A Philosophy Lecture

ImageSo I was sitting and listening to Richard Swinburne, the Oxford professor who is perhaps the leading voice in philosophy of religion among Christians worldwide, and I was getting knots in my stomach.  I didn’t want to stand up and ask questions, because I felt like a kindergartner who had wandered into a class on nuclear physics.  But something just wasn’t sitting right with me.

Swinburne believes that morals exist, regardless of the existence of God.  God clarifies morality, and sometimes makes obligatory things that are only neutral otherwise, but morality is just a real thing that everyone knows about.

So when the nice man stood there waiting for questions, and the glazed-over undergraduates with limited experience in philosophy had nothing to say, I felt worse for him than I did about myself, and I went to the microphone.

“If there are logically necessary moral principles,” I began, “then how do you respond to the sweepingly popular atheism in the West that uses those morals to critique the canonical God, who does things like telling Abraham to kill Isaac?” To be honest, there were probably a lot of “ums” and “uhs” in there too.

What Swinburne did next was dumfounding.  He said that the early church used an analogical reading of Scripture to make the difficult texts jibe with Christian morality.  For instance, he said, citing Psalm 137, the early church took the “children of Babylon” to be our evil desires, and the “rock” against which they were to be bashed was of course Jesus.  So some texts don’t have to be interpreted literally.

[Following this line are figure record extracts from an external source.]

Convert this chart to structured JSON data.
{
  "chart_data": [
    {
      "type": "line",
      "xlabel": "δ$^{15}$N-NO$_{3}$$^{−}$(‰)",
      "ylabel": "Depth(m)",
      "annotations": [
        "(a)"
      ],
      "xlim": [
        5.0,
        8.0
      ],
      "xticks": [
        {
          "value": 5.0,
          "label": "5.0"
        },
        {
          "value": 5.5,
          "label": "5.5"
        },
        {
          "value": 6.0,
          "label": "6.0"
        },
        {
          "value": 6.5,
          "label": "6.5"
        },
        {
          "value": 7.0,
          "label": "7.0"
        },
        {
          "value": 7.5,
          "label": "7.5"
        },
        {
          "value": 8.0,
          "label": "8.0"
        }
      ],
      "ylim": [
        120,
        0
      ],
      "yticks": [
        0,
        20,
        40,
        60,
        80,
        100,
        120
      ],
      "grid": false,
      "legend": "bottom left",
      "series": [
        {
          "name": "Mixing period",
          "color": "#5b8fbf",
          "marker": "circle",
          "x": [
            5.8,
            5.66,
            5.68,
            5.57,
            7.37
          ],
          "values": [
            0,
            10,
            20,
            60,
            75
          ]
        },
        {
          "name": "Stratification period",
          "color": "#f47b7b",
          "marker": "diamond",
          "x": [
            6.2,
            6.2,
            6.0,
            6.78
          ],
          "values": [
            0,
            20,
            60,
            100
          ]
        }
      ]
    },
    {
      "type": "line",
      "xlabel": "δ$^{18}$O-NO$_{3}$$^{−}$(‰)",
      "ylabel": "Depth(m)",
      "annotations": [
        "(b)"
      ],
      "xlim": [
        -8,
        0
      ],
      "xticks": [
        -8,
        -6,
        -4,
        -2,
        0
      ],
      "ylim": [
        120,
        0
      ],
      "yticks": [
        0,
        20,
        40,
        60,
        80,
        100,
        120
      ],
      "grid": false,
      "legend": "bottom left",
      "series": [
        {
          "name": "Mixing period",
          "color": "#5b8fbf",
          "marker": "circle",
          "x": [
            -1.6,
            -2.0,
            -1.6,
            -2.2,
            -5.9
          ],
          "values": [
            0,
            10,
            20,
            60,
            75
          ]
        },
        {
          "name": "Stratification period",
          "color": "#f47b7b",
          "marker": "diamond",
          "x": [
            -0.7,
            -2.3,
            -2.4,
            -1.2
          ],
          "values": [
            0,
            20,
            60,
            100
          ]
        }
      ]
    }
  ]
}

So there was my answer – difficult passages of Scripture can be written off with flowery and virtually nonsensical interpretations.

That interaction brought me back for his second lecture the next night.  I wasn’t disappointed.  He talked about how it’s beneficial to be governed by Christian moral principles, like the fact that men should be the decision-makers in their marriages and homosexuals shouldn’t marry.

So I hopped up to the microphone again.  “If we believe that passages that don’t jibe with Christian morality can be interpreted analogically,” he nodded as I spoke, “and you’ve said that humanity seems to be progressing morally over time through a process of reflective equilibrium, why can’t we analogically interpret the passages that now run counter to increasingly widespread thinking in the modern Church?”

His answer was a long one, which wove its way through the correct way to analogically read Scripture to the process of canonization to Augustine to the nature of modern ethical thinking.  I’m not quite sure what the conclusion was.

But here’s the deal – on those places where I agree with Swinburne, I come to my views based on a literal reading of Scripture.  Analogically divorcing the God of the Scripture from moral principles that seem more intuitively appealing is just going to create a false, albeit nice, God.  It’s an idol of intuition.  And it’s going to be impossible to hold onto rigid, literal biblical principles on human sexuality while writing off a God who doesn’t behave the way we want him to.

Morality is determined and dictated by the God who can command Abraham to sacrifice his son.  He can tell us who to marry and who not to.  Morals cannot fundamentally exist without God, because morality is, and only is, what God makes it.  The minute we try to soften that God with flowery interpretations of Scripture, we lose God all together.  Without God, we are highly evolved puddles of primordial ooze, and morality is a joke.

Then again, admittedly, I’m not qualified to challenge a mind like Swinburne, and an hour’s lecture with brief Q&A isn’t sufficient to plumb a man’s thoughts.